MacLachlan as Jeffrey
Just like Mulholland Drive, Lynch is able to create – and exceptionally well too – an aura of suspense and mystery. The gruesome image of the severed ear, the grim milieu when Dorothy sings “Blue Velvet”, along with the sinister background score achieve this. After a certain point, however, things just get stranger: new characters out of nowhere, a sudden increase in sex and violence, and ultimately, we all end up scratching our heads, for what started out as a mystery ended as nothing more than a whole lot of loose ends. In the end, there is no plot twist, no suspense, nothing.
Dern as Sandy

Probably the sole plus point of the film is the acting, especially by Dennis Hopper and Isabella Rossellini.
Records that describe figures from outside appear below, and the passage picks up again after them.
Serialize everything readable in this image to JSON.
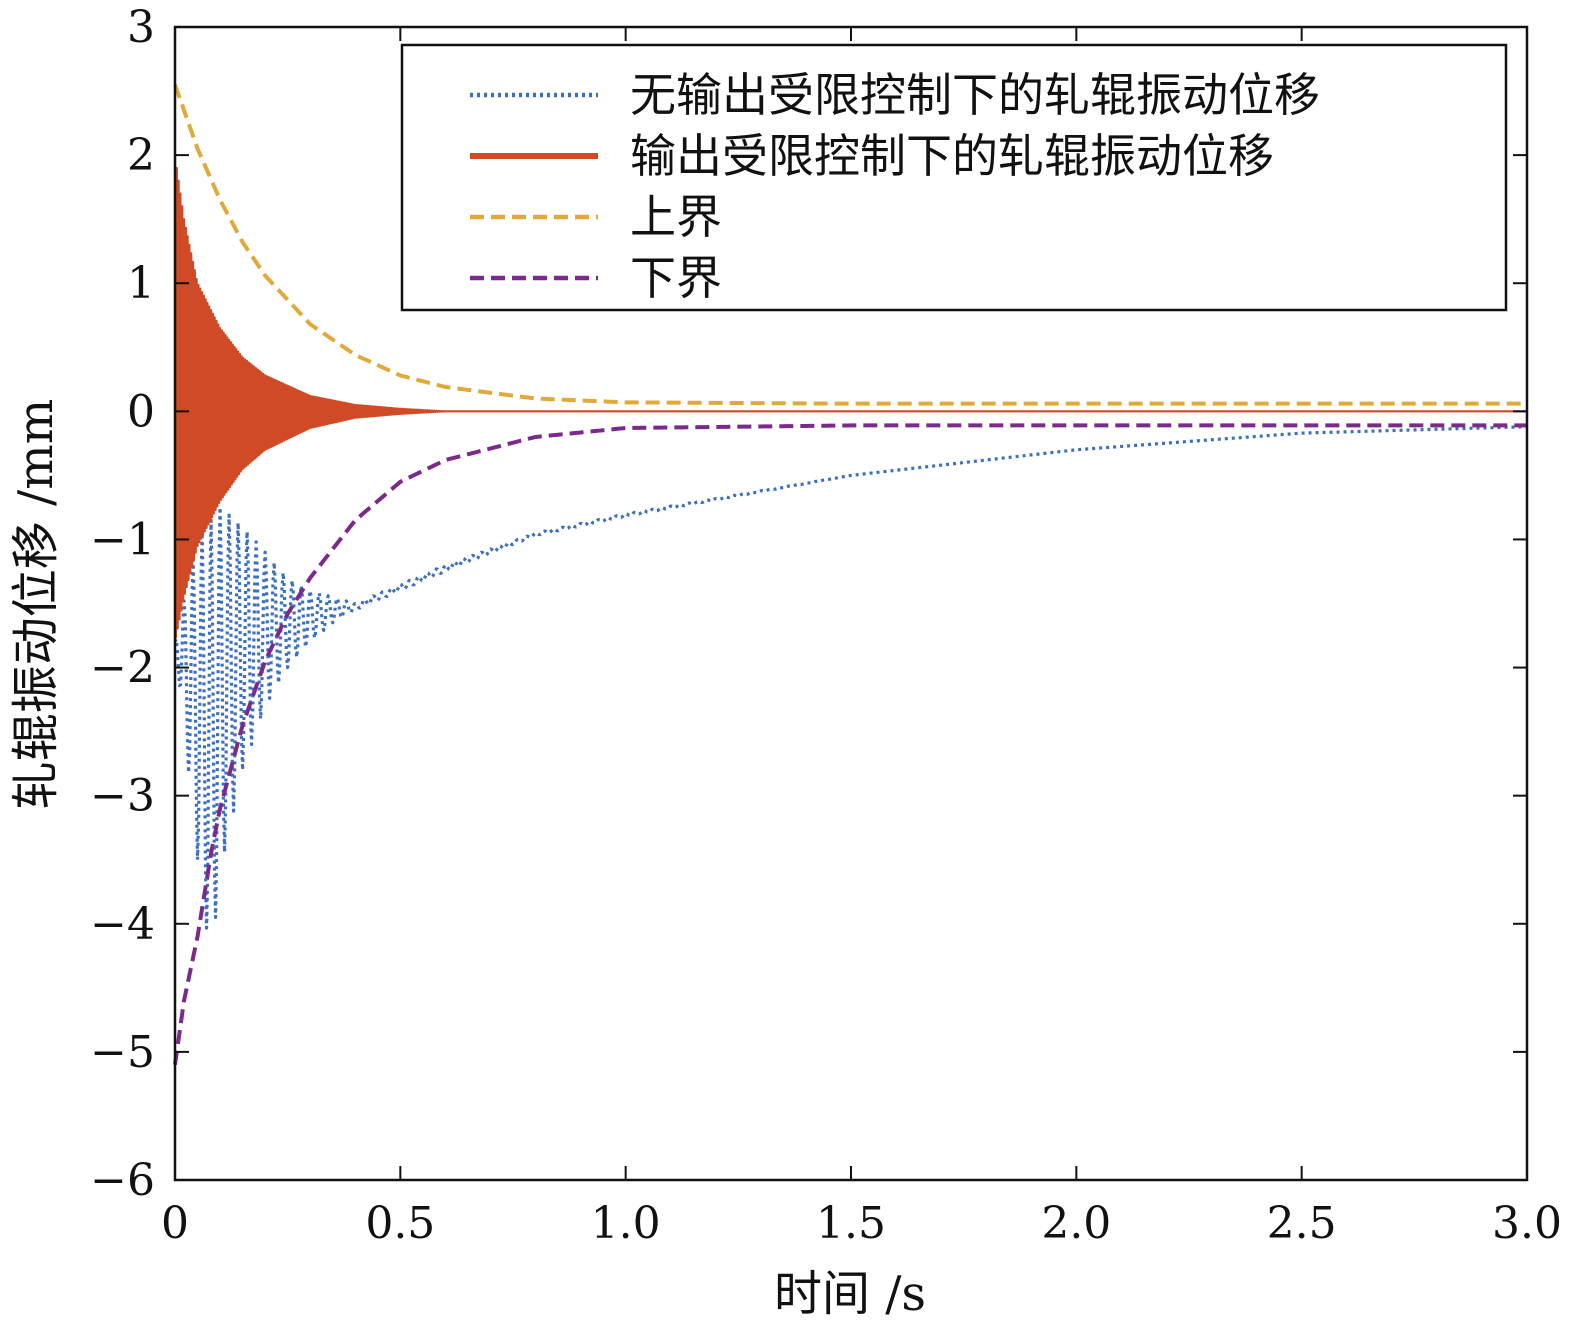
{
  "chart_data": {
    "type": "line",
    "title": "",
    "xlabel": "时间 /s",
    "ylabel": "轧辊振动位移 /mm",
    "xlim": [
      0,
      3
    ],
    "ylim": [
      -6,
      3
    ],
    "grid": false,
    "legend_position": "top-right",
    "x_ticks": [
      0,
      0.5,
      1.0,
      1.5,
      2.0,
      2.5,
      3.0
    ],
    "x_tick_labels": [
      "0",
      "0.5",
      "1.0",
      "1.5",
      "2.0",
      "2.5",
      "3.0"
    ],
    "y_ticks": [
      3,
      2,
      1,
      0,
      -1,
      -2,
      -3,
      -4,
      -5,
      -6
    ],
    "y_tick_labels": [
      "3",
      "2",
      "1",
      "0",
      "−1",
      "−2",
      "−3",
      "−4",
      "−5",
      "−6"
    ],
    "series": [
      {
        "name": "无输出受限控制下的轧辊振动位移",
        "style": "dotted",
        "color": "#3d6fbf",
        "envelope_upper": {
          "x": [
            0,
            0.05,
            0.1,
            0.15,
            0.2,
            0.25,
            0.3,
            0.35,
            0.4,
            0.5,
            0.6,
            0.8,
            1.0,
            1.5,
            2.0,
            2.5,
            3.0
          ],
          "y": [
            -1.8,
            -1.0,
            -0.75,
            -0.9,
            -1.1,
            -1.3,
            -1.4,
            -1.45,
            -1.5,
            -1.35,
            -1.2,
            -0.95,
            -0.8,
            -0.5,
            -0.3,
            -0.17,
            -0.12
          ]
        },
        "envelope_lower": {
          "x": [
            0,
            0.05,
            0.08,
            0.1,
            0.15,
            0.2,
            0.25,
            0.3,
            0.35,
            0.4,
            0.5,
            0.6,
            0.8,
            1.0,
            1.5,
            2.0,
            2.5,
            3.0
          ],
          "y": [
            -1.8,
            -3.5,
            -4.3,
            -3.6,
            -2.8,
            -2.3,
            -2.0,
            -1.8,
            -1.65,
            -1.55,
            -1.4,
            -1.25,
            -0.97,
            -0.82,
            -0.5,
            -0.3,
            -0.17,
            -0.12
          ]
        }
      },
      {
        "name": "输出受限控制下的轧辊振动位移",
        "style": "solid",
        "color": "#d04a25",
        "envelope_upper": {
          "x": [
            0,
            0.02,
            0.05,
            0.1,
            0.15,
            0.2,
            0.3,
            0.4,
            0.5,
            0.6,
            3.0
          ],
          "y": [
            2.0,
            1.5,
            1.0,
            0.65,
            0.42,
            0.28,
            0.12,
            0.05,
            0.02,
            0.0,
            0.0
          ]
        },
        "envelope_lower": {
          "x": [
            0,
            0.02,
            0.05,
            0.1,
            0.15,
            0.2,
            0.3,
            0.4,
            0.5,
            0.6,
            3.0
          ],
          "y": [
            -1.8,
            -1.45,
            -1.05,
            -0.7,
            -0.45,
            -0.3,
            -0.13,
            -0.05,
            -0.02,
            0.0,
            0.0
          ]
        }
      },
      {
        "name": "上界",
        "style": "dashed",
        "color": "#e0a93a",
        "x": [
          0,
          0.05,
          0.1,
          0.15,
          0.2,
          0.3,
          0.4,
          0.5,
          0.6,
          0.8,
          1.0,
          1.5,
          2.0,
          2.5,
          3.0
        ],
        "y": [
          2.55,
          2.05,
          1.65,
          1.32,
          1.06,
          0.68,
          0.44,
          0.28,
          0.19,
          0.1,
          0.07,
          0.06,
          0.06,
          0.06,
          0.06
        ]
      },
      {
        "name": "下界",
        "style": "dashed",
        "color": "#7b2a8c",
        "x": [
          0,
          0.02,
          0.05,
          0.08,
          0.1,
          0.15,
          0.2,
          0.25,
          0.3,
          0.4,
          0.5,
          0.6,
          0.8,
          1.0,
          1.5,
          2.0,
          2.5,
          3.0
        ],
        "y": [
          -5.1,
          -4.6,
          -4.1,
          -3.45,
          -3.1,
          -2.45,
          -1.95,
          -1.58,
          -1.3,
          -0.85,
          -0.55,
          -0.38,
          -0.2,
          -0.13,
          -0.11,
          -0.11,
          -0.11,
          -0.11
        ]
      }
    ]
  }
}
The former plays a psychotic kidnapper/murderer/sex addict, with his outbursts of anger, violent behaviour and masochistic nature. The latter plays his victim: a lone lady desperate to have her husband and son back from the clutches of Frank. While the characters of Frank, Dorothy, Jeffrey and Sandy are well-developed, the minor characters are not so: like the men Jeffrey spies on, or the man whom Frank takes Jeffrey to.
 
Hopper as Frank, and Rossellini as Dorothy
So, while Blue Velvet gets the starting right, nothing after the first half hour seems to go smoothly. Undeveloped characters, sloppy storyline, horrible climax and overall, an unsatisfactory mystery spoilt the film. The acting is the lone plus, but it’s not worth it.